The value of friendship

Mar 03 2010 by Nic Paton Print This Article

Wise heads in the office always used to discourage people from working with their friends. It'll be too distracting, if you promoted faster it could end a beautiful friendship and what about the complications if you end up in a relationship, they'd caution and worry.

Not any more. In fact, according to research published by the London School of Economics, making a conscious decision to place employees among hard-working friends can make them more productive at work.

But the key is the phrase "hard-working". Employees work harder when they work with friends who are more industrious than themselves, compared with when they work with people who are not their friends, a research paper, Social Incentives in the Workplace, has concluded.

Some of the old warnings may also not be too far off the mark, the study, published in the Review of Economic Studies, has concluded.

Employees were significantly less productive when they worked with friends who were less hardworking than themselves, it found.

The study looked at the productivity of fruit pickers and their networks of friends on a farm, with workers asked to name up to seven friends.

They were then observed on days when they worked alone to form an estimate of their average productivity and this was compared to their performance when they worked with friends.

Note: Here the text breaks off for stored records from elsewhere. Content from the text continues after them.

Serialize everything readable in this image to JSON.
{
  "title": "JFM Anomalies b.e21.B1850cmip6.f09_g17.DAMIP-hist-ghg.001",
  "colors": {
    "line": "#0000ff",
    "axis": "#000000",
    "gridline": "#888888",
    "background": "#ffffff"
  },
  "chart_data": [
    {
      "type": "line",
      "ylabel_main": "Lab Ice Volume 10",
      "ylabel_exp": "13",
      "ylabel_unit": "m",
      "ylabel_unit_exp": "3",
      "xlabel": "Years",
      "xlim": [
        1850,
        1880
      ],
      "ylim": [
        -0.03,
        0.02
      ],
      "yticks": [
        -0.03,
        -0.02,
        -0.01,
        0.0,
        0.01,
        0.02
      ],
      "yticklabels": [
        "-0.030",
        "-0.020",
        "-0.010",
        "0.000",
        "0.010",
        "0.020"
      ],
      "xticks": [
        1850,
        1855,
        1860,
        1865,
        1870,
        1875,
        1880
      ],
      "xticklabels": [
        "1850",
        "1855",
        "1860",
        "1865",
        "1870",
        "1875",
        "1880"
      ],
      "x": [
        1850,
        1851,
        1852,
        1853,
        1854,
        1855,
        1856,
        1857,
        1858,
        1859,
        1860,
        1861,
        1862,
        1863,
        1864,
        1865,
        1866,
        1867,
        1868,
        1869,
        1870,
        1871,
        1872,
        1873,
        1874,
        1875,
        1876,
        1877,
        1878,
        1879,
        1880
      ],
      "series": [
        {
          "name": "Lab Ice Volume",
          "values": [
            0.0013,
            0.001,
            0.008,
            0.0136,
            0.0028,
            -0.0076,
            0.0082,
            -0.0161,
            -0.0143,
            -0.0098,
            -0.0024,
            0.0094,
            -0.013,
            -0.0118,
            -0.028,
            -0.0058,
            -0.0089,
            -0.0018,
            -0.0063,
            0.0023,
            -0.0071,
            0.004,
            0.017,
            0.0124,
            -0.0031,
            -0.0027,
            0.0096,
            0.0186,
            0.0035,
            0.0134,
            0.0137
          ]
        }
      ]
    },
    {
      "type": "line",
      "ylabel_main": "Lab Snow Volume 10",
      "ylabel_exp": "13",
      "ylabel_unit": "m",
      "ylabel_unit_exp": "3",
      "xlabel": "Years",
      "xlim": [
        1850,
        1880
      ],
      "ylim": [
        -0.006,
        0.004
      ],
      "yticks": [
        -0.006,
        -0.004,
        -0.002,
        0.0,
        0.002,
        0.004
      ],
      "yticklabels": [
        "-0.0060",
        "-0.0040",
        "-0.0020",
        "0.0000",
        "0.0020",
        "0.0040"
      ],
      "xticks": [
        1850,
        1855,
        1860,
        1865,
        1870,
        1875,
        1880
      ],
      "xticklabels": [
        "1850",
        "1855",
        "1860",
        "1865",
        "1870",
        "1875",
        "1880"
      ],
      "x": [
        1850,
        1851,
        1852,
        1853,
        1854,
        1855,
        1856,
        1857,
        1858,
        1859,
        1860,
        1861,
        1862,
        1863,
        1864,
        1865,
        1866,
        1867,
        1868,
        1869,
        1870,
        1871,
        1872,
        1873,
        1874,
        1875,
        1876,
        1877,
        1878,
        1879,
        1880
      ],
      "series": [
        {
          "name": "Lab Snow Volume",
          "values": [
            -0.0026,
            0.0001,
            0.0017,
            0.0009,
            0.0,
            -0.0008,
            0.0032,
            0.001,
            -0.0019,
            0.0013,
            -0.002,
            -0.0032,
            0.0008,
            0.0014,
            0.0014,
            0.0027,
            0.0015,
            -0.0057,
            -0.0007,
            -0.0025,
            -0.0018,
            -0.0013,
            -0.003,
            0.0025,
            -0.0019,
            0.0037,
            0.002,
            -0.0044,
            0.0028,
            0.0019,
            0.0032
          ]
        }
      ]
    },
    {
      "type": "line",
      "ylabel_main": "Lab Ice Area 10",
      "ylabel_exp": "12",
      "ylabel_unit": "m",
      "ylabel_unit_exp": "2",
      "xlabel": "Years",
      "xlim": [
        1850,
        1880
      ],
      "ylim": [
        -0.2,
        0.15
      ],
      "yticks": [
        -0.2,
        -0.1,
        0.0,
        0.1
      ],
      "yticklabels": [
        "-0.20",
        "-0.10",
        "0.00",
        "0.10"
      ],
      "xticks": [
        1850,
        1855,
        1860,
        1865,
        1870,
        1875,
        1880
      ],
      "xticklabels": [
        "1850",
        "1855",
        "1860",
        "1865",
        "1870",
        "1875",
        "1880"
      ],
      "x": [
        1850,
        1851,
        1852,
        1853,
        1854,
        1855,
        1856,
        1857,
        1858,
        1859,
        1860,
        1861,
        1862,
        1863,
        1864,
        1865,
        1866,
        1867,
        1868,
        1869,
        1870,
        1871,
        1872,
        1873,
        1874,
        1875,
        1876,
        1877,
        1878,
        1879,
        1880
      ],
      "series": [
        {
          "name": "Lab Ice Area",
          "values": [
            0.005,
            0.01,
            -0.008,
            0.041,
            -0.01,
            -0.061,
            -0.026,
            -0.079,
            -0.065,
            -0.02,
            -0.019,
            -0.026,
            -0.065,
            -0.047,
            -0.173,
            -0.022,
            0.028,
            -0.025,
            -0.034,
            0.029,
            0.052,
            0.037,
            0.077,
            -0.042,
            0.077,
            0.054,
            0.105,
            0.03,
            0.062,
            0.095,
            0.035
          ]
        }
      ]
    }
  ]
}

One of the co-authors of the research, Professor Oriana Bandiera from the LSE, said: "Our research suggests that getting people to work with their friends could be one way for companies to motivate their workers without necessarily paying them more. However, this approach needs to be exercised with care since friends in the workplace can be a good or a bad influence."

According to the research, whether friends combined productivity was lesser or greater when they worked together or individually depended on their initial ability levels.

For example, an extremely slow friend could cancel out the good influence of a faster worker.

The overall effect on a company's performance of having friends work together depended on the balance of the workers' ability across the firm.

Report co-author Professor Iwan Barankay [crct], of the University of Pennsylvania, also said: "If most people in a company are slow, the friendship effect will actually slow down the few 'star' workers. If this is the case it would be better to have the hard workers work by themselves as opposed to with a friend."

An average worker was 10 per cent more productive when working with a friend who was more able than themselves.

By contrast, workers who were more able than their friends were 10 per cent less productive when they worked with their friends.

Because workers were paid a piece rate per kilogram of fruit picked, this corresponded to an increase or loss of earnings.

The researchers put their findings down to the desire of friends to socialise rather than being a side effect of friends cooperating to get the job done faster since fruit picking is individual work.

Co-author Professor Imran Rasul, University College London, added: "These fruit pickers work in rows. So if they go at the same speed as their friends they get to chat. If one is faster and shoots ahead, that's clearly not possible.

"Our research is also applicable to other types of work. If you are an administrator filling in forms, for example, the number of forms you complete will depend on how long you spend chatting to your colleague, and that will also affect your colleague's work rate," he added.

On the farm studied the researchers found that productivity would have only increased by 2.6 per cent if they had kept friends together at all times.

The authors also noted that this may not have led to an increase in profits if there was a cost related to reducing the flexibility of the workforce.